Data URI scheme bypasses the readout API block

[takayatodoroki]

Description

Using a Data URI scheme instead a classic HTML/JS bypasses the readout API block

Expected Behavior

The readout API block, if set in the add-on configuration, should work in any circumstance.

Current Behavior

Despite the readout API block set in the add-on configuration a Data URI scheme can execute code able to readout (and write) from Canvas.

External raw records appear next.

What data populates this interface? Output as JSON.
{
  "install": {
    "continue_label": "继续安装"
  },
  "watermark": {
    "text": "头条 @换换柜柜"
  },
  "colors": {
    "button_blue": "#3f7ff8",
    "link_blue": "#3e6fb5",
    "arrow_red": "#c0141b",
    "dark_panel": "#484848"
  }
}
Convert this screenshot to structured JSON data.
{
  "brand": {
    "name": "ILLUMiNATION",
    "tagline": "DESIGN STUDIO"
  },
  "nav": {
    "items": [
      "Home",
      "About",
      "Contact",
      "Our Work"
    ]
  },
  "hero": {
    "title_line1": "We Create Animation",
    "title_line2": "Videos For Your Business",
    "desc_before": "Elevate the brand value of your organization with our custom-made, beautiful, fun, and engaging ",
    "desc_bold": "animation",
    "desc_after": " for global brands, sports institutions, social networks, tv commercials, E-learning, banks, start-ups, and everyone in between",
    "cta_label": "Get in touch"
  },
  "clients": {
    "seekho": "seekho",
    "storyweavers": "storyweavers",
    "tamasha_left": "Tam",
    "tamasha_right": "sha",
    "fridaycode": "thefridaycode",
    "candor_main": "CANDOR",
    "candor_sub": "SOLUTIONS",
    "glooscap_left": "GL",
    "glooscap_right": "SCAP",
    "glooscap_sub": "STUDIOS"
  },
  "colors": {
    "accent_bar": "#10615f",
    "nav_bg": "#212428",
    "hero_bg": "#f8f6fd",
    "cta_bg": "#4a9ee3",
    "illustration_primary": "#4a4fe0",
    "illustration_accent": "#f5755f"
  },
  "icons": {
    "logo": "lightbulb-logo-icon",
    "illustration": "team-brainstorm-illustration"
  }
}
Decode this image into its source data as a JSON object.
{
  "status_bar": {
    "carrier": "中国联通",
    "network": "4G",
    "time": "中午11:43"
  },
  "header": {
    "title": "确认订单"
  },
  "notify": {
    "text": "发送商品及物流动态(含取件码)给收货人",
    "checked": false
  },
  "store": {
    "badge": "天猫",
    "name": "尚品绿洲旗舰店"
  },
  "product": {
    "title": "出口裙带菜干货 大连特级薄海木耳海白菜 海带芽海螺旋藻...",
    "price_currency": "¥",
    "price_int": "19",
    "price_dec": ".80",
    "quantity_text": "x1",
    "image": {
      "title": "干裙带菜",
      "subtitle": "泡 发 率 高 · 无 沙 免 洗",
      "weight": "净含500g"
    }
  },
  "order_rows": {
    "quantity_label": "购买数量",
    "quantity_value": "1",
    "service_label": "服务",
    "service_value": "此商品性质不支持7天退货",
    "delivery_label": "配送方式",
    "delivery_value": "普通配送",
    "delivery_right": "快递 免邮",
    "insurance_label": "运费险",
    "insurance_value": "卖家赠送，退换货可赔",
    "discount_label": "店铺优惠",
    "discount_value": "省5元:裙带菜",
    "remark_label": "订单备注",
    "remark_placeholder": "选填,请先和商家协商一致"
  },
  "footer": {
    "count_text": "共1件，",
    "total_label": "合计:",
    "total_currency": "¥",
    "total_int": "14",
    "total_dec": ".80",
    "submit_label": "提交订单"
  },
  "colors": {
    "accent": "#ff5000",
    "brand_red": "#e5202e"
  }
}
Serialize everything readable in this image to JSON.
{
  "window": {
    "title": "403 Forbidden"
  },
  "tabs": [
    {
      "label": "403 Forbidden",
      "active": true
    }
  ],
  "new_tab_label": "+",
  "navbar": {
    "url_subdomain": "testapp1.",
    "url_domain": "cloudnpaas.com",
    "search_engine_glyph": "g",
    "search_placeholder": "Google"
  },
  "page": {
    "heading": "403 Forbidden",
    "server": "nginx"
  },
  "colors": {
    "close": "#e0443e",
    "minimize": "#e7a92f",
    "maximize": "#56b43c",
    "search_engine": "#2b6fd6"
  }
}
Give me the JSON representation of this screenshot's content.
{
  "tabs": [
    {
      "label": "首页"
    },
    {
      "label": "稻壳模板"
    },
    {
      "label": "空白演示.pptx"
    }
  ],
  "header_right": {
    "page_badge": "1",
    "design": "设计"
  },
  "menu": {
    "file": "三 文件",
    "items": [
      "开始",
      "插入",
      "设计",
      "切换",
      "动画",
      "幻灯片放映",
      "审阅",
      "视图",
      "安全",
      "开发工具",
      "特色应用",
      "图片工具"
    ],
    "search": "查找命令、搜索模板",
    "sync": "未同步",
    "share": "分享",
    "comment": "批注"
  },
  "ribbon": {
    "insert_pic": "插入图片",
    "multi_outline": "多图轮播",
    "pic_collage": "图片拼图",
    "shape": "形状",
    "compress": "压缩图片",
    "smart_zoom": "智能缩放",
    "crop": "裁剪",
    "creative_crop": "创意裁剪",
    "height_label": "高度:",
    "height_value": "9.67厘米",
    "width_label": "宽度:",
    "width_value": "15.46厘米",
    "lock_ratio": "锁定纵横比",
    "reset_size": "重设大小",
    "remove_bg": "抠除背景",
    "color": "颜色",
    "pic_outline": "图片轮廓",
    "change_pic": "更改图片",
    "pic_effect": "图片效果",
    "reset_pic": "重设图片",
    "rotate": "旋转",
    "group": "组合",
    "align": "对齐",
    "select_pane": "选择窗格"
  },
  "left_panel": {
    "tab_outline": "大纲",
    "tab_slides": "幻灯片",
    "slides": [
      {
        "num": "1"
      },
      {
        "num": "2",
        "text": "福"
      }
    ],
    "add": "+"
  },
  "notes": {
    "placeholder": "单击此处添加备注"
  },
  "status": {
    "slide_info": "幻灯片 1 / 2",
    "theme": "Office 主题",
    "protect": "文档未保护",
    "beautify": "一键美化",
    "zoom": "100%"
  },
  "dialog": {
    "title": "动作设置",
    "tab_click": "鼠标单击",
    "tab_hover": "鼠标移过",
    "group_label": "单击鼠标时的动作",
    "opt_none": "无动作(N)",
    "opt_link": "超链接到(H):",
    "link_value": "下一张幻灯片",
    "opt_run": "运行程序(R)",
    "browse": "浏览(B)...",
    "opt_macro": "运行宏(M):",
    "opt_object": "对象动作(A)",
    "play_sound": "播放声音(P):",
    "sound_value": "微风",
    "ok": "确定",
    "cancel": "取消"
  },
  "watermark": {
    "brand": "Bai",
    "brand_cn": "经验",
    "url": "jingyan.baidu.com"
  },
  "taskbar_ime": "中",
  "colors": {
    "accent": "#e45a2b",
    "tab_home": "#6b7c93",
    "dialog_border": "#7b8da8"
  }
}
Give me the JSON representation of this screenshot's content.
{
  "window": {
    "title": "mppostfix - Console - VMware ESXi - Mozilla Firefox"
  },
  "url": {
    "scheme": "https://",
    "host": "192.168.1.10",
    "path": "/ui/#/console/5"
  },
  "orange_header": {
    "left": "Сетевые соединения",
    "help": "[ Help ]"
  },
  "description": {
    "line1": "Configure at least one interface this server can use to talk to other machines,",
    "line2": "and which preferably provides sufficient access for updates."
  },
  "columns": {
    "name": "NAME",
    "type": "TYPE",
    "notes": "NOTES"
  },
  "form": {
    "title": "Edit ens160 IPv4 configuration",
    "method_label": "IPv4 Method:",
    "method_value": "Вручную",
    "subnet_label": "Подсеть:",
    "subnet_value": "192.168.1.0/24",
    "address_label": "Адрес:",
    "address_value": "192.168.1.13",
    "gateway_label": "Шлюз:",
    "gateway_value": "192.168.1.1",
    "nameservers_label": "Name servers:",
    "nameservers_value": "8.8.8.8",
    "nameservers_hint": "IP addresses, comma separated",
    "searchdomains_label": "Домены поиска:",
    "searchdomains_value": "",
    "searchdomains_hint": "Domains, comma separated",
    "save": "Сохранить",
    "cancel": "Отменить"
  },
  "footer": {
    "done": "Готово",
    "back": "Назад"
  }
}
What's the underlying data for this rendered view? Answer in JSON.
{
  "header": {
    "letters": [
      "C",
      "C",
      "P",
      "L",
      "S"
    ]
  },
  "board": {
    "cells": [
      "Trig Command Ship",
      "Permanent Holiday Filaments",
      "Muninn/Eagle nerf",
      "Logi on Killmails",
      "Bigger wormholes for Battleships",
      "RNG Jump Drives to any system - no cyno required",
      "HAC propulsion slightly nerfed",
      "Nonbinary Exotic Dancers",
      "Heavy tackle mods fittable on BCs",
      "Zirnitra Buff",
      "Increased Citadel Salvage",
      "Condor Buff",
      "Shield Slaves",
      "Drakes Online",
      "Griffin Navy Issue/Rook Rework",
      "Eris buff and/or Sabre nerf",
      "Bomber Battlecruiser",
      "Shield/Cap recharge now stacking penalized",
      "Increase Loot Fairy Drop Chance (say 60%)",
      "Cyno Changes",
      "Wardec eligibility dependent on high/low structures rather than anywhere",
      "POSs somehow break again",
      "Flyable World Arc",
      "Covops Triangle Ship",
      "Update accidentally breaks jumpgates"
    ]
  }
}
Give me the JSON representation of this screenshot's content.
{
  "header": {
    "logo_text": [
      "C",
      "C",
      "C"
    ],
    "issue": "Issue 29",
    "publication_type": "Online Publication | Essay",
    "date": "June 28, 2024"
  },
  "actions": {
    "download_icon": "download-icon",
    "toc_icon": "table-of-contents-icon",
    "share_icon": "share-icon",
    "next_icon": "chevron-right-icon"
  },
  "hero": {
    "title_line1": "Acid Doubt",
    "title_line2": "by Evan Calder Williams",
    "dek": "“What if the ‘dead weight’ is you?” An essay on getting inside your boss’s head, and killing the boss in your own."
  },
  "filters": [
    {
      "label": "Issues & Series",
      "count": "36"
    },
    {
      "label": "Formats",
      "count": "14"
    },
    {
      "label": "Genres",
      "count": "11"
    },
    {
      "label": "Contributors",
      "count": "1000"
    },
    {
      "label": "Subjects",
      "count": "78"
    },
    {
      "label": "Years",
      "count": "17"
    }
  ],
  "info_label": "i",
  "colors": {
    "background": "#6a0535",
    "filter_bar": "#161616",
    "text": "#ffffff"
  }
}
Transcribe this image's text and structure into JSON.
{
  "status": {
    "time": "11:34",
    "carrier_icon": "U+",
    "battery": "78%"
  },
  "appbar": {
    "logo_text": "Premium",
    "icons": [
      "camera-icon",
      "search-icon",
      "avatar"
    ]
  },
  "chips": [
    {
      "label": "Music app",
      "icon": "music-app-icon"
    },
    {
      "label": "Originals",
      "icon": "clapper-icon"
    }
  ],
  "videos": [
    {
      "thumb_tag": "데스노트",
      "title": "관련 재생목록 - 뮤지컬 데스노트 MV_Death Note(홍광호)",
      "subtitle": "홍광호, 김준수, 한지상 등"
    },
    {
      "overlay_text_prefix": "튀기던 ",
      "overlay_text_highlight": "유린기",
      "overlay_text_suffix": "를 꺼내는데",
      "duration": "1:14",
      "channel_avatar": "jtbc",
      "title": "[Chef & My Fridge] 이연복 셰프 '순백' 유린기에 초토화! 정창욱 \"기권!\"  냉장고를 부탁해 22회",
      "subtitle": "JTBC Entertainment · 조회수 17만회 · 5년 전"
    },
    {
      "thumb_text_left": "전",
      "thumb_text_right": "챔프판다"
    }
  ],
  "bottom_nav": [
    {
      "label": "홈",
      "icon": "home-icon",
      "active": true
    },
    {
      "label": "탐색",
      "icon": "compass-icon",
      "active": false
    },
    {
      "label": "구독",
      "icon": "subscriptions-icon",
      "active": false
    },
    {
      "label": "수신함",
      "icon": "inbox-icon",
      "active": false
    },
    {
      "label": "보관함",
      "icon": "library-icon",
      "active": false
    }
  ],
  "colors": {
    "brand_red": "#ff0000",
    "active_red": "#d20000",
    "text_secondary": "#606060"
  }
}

Steps to Reproduce (for bugs)

paste this simple fingerprinting code (not very fingerprinting, it's just a concept), in the browser URL bar and it will popoup your fingerprinted id:

data:text/html,<html><head><script>window.onload=showId;function showId(){var CanvaS,ctxS,ciS,S,W,H;var e=0.0;var C=document.createElement("canvas");C.width=400;C.height=400;C.id="canvasS";document.body.appendChild(C);CanvaS=document.getElementById("canvasS");ctxS=CanvaS.getContext("2d");W=CanvaS.width;H=CanvaS.height;ctxS.textBaseline="top";ctxS.font="1.01emOptimer,verdana";ctxS.fillStyle="rgba(255,255,255,1)";ctxS.fillText("Test",0,0);ciS=ctxS.getImageData(0,0,W,H);S=ciS.data;for(var x=0;x<W*H*4;x++){e=e+S[x]*x;}alert("id:"+e);}</script></head></html>

it uses getImageData to elaborate how the text 'Test' is rendered

Context

I did some research and it seems that Firefox (as well as other browser) now limits the ways Data URI scheme can be used. I tried to use as iframe, as link, as pop-up window and as image source with no success (luckily). I tried even to use the base64 encoded version (to avoid problems with escaping characters and such):

data:text/html;base64,PGh0bWw+PGhlYWQ+PHNjcmlwdD53aW5kb3cub25sb2FkPXNob3dJZDtmdW5jdGlvbiBzaG93SWQoKXt2YXIgQ2FudmFTLGN0eFMsY2lTLFMsVyxIO3ZhciBlPTAuMDt2YXIgQz1kb2N1bWVudC5jcmVhdGVFbGVtZW50KCJjYW52YXMiKTtDLndpZHRoPTQwMDtDLmhlaWdodD00MDA7Qy5pZD0iY2FudmFzUyI7ZG9jdW1lbnQuYm9keS5hcHBlbmRDaGlsZChDKTtDYW52YVM9ZG9jdW1lbnQuZ2V0RWxlbWVudEJ5SWQoImNhbnZhc1MiKTtjdHhTPUNhbnZhUy5nZXRDb250ZXh0KCIyZCIpO1c9Q2FudmFTLndpZHRoO0g9Q2FudmFTLmhlaWdodDtjdHhTLnRleHRCYXNlbGluZT0idG9wIjtjdHhTLmZvbnQ9IjEuMDFlbU9wdGltZXIsdmVyZGFuYSI7Y3R4Uy5maWxsU3R5bGU9InJnYmEoMjU1LDI1NSwyNTUsMSkiO2N0eFMuZmlsbFRleHQoIlRlc3QiLDAsMCk7Y2lTPWN0eFMuZ2V0SW1hZ2VEYXRhKDAsMCxXLEgpO1M9Y2lTLmRhdGE7Zm9yKHZhciB4PTA7eDxXKkgqNDt4Kyspe2U9ZStTW3hdKng7fWFsZXJ0KCJpZDoiK2UpO308L3NjcmlwdD48L2hlYWQ+PC9odG1sPg==

It still works manually pasting it on the URL bar, but it does not work in any other way i tested.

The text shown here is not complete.